Standard abbreviations
- ISO 4: SAIS Rev. Int. Aff.

Indexing
- ISSN: 0036-0775 (print) 1088-3142 (web)
- OCLC no.: 7251414

Links
- Journal homepage; Online access;

= The SAIS Review of International Affairs =

The SAIS Review of International Affairs is an academic journal of international relations. Founded in 1956, the journal is based at the Paul H. Nitze School of Advanced International Studies (SAIS), a graduate school of Johns Hopkins University in Washington, D.C. The journal's mission is to advance the debate on leading contemporary issues in world affairs. Its biannual print edition is published by Johns Hopkins University Press and available online through Project Muse. The SAIS Review also publishes articles on its online edition year-round on a rolling basis and produces a podcast called The Looking Glass. Notable contributors to the print and online editions of the SAIS Review include Joe Biden, George H. W. Bush, Madeleine Albright, Bill Richardson, Richard Holbrooke, Rahul Gupta, Todd D. Robinson, and Piero Gleijeses.

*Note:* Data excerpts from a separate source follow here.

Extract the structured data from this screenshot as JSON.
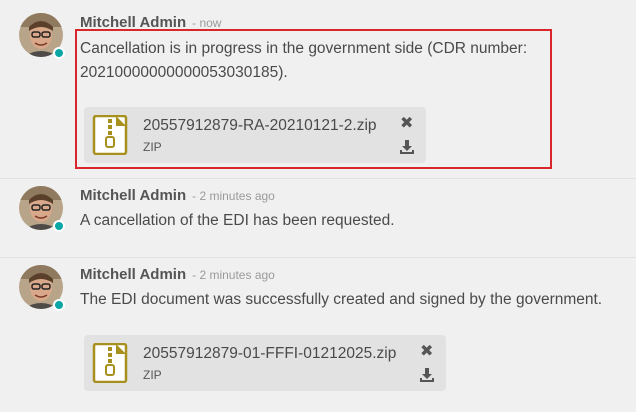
{
  "messages": [
    {
      "author": "Mitchell Admin",
      "time": "- now",
      "body": "Cancellation is in progress in the government side (CDR number: 20210000000000053030185).",
      "attachment": {
        "name": "20557912879-RA-20210121-2.zip",
        "type": "ZIP"
      }
    },
    {
      "author": "Mitchell Admin",
      "time": "- 2 minutes ago",
      "body": "A cancellation of the EDI has been requested."
    },
    {
      "author": "Mitchell Admin",
      "time": "- 2 minutes ago",
      "body": "The EDI document was successfully created and signed by the government.",
      "attachment": {
        "name": "20557912879-01-FFFI-01212025.zip",
        "type": "ZIP"
      }
    }
  ],
  "icons": {
    "close": "close-icon",
    "download": "download-icon",
    "zip": "zip-file-icon"
  },
  "colors": {
    "highlight_border": "#d9252c",
    "online_status": "#0aa5a5",
    "zip_icon": "#a8901e"
  }
}
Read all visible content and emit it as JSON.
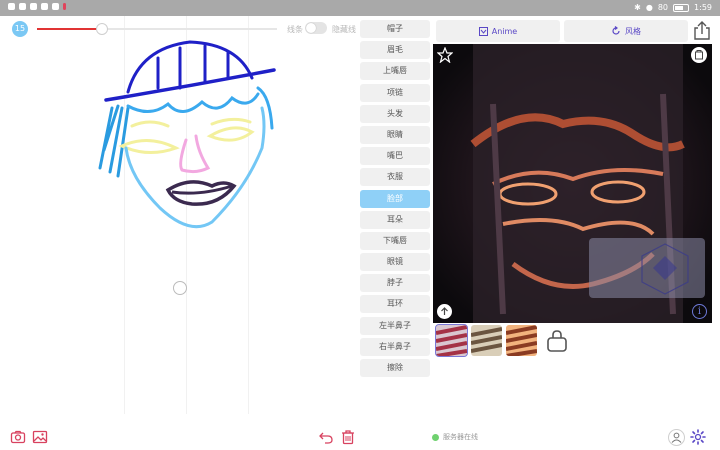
{
  "status_bar": {
    "time": "",
    "battery": "80",
    "extra": "1:59"
  },
  "brush": {
    "size": "15",
    "slider_value": 0.27
  },
  "canvas_header": {
    "line_label": "线条",
    "hide_label": "隐藏线"
  },
  "parts": [
    {
      "label": "帽子",
      "active": false
    },
    {
      "label": "眉毛",
      "active": false
    },
    {
      "label": "上嘴唇",
      "active": false
    },
    {
      "label": "项链",
      "active": false
    },
    {
      "label": "头发",
      "active": false
    },
    {
      "label": "眼睛",
      "active": false
    },
    {
      "label": "嘴巴",
      "active": false
    },
    {
      "label": "衣服",
      "active": false
    },
    {
      "label": "脸部",
      "active": true
    },
    {
      "label": "耳朵",
      "active": false
    },
    {
      "label": "下嘴唇",
      "active": false
    },
    {
      "label": "眼镜",
      "active": false
    },
    {
      "label": "脖子",
      "active": false
    },
    {
      "label": "耳环",
      "active": false
    },
    {
      "label": "左半鼻子",
      "active": false
    },
    {
      "label": "右半鼻子",
      "active": false
    },
    {
      "label": "擦除",
      "active": false
    }
  ],
  "toolbar": {
    "anime_label": "Anime",
    "style_label": "风格"
  },
  "bottom": {
    "server_status": "服务器在线"
  },
  "colors": {
    "accent": "#5a48c6",
    "active_part": "#8fd0f7",
    "slider": "#e13434",
    "online": "#6fd16f"
  }
}
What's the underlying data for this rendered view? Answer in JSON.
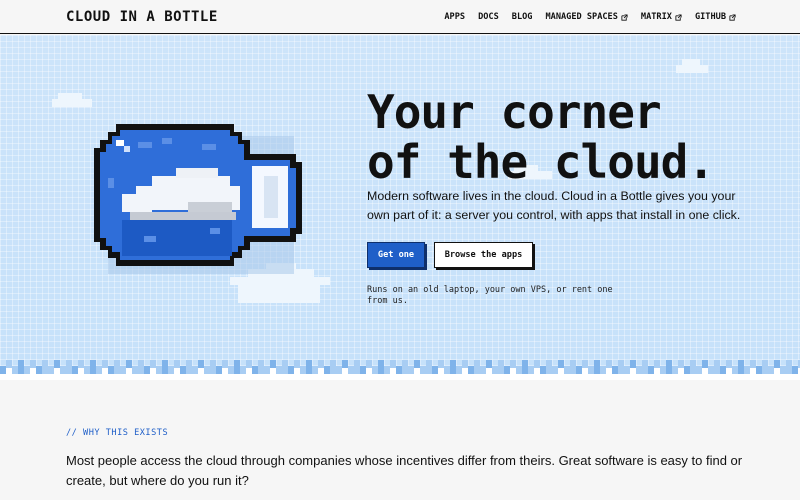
{
  "header": {
    "brand": "CLOUD IN A BOTTLE",
    "nav": [
      {
        "label": "APPS",
        "external": false
      },
      {
        "label": "DOCS",
        "external": false
      },
      {
        "label": "BLOG",
        "external": false
      },
      {
        "label": "MANAGED SPACES",
        "external": true
      },
      {
        "label": "MATRIX",
        "external": true
      },
      {
        "label": "GITHUB",
        "external": true
      }
    ]
  },
  "hero": {
    "title_line1": "Your corner",
    "title_line2": "of the cloud.",
    "lead": "Modern software lives in the cloud. Cloud in a Bottle gives you your own part of it: a server you control, with apps that install in one click.",
    "primary_button": "Get one",
    "secondary_button": "Browse the apps",
    "note": "Runs on an old laptop, your own VPS, or rent one from us."
  },
  "section": {
    "eyebrow": "// WHY THIS EXISTS",
    "text": "Most people access the cloud through companies whose incentives differ from theirs. Great software is easy to find or create, but where do you run it?"
  },
  "colors": {
    "accent": "#1f5fc8",
    "hero_bg": "#cfe6fb",
    "page_bg": "#f6f6f6",
    "ink": "#111111"
  },
  "icons": {
    "external": "external-link-icon",
    "illustration": "bottle-cloud-illustration"
  }
}
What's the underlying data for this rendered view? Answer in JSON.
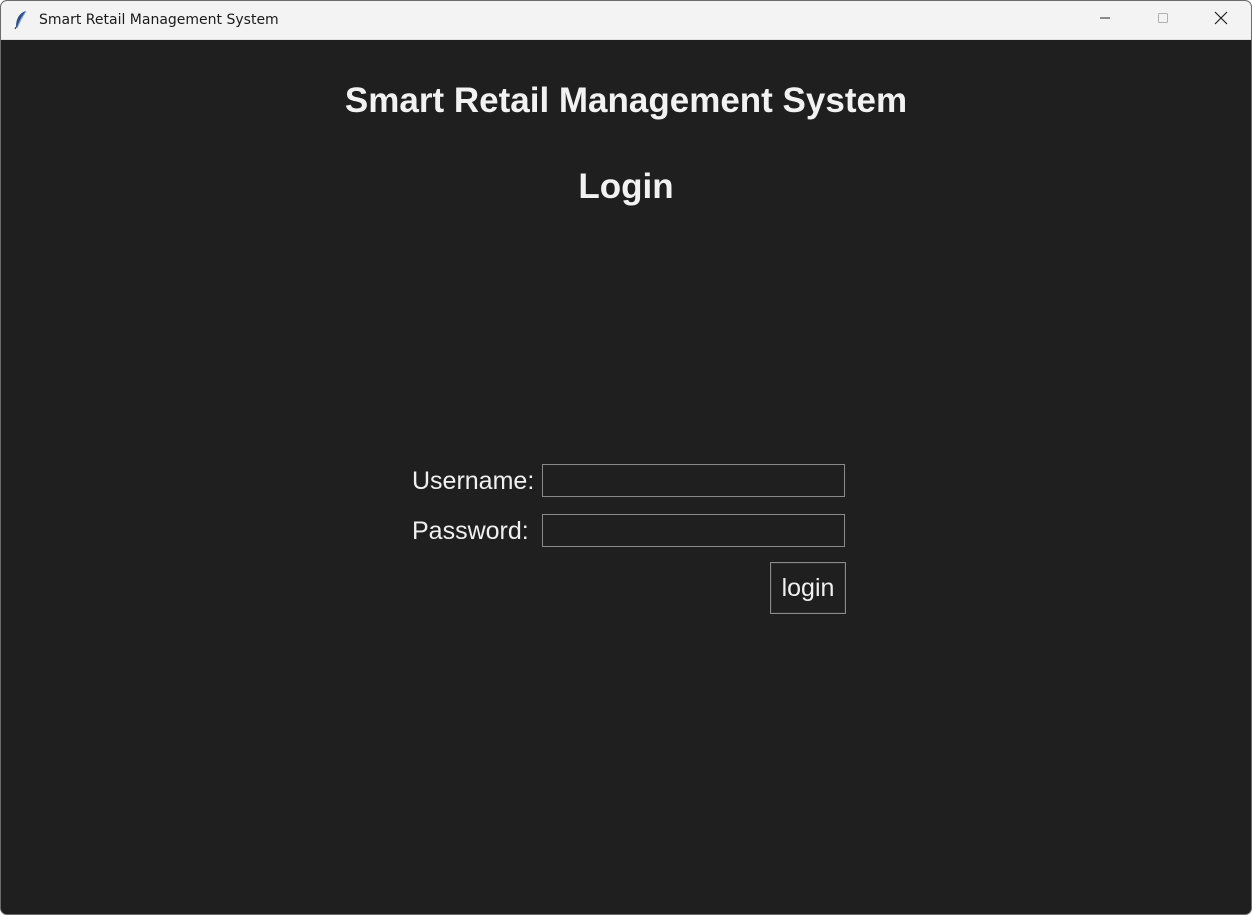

The journal's advisory board is made up of members of the SAIS administration and faculty as well as leading academics, journalists, and policymakers, including: James Steinberg (chairperson), Cinnamon Dornsife (Faculty Advisor), Carla Freeman, Kent E. Calder, Jessica Fanzo, James Mann, Manjari Miller, Afshin Molavi, Moisés Naím, Thomas Rid, and Edward P. Joseph.

Articles appearing in The SAIS Review are indexed in the Public Affairs Information Service (PAIS), International Political Science Abstracts, and International in Print Bulletin. The full text of SAIS Review articles is also available in the electronic versions of the Social Sciences Index.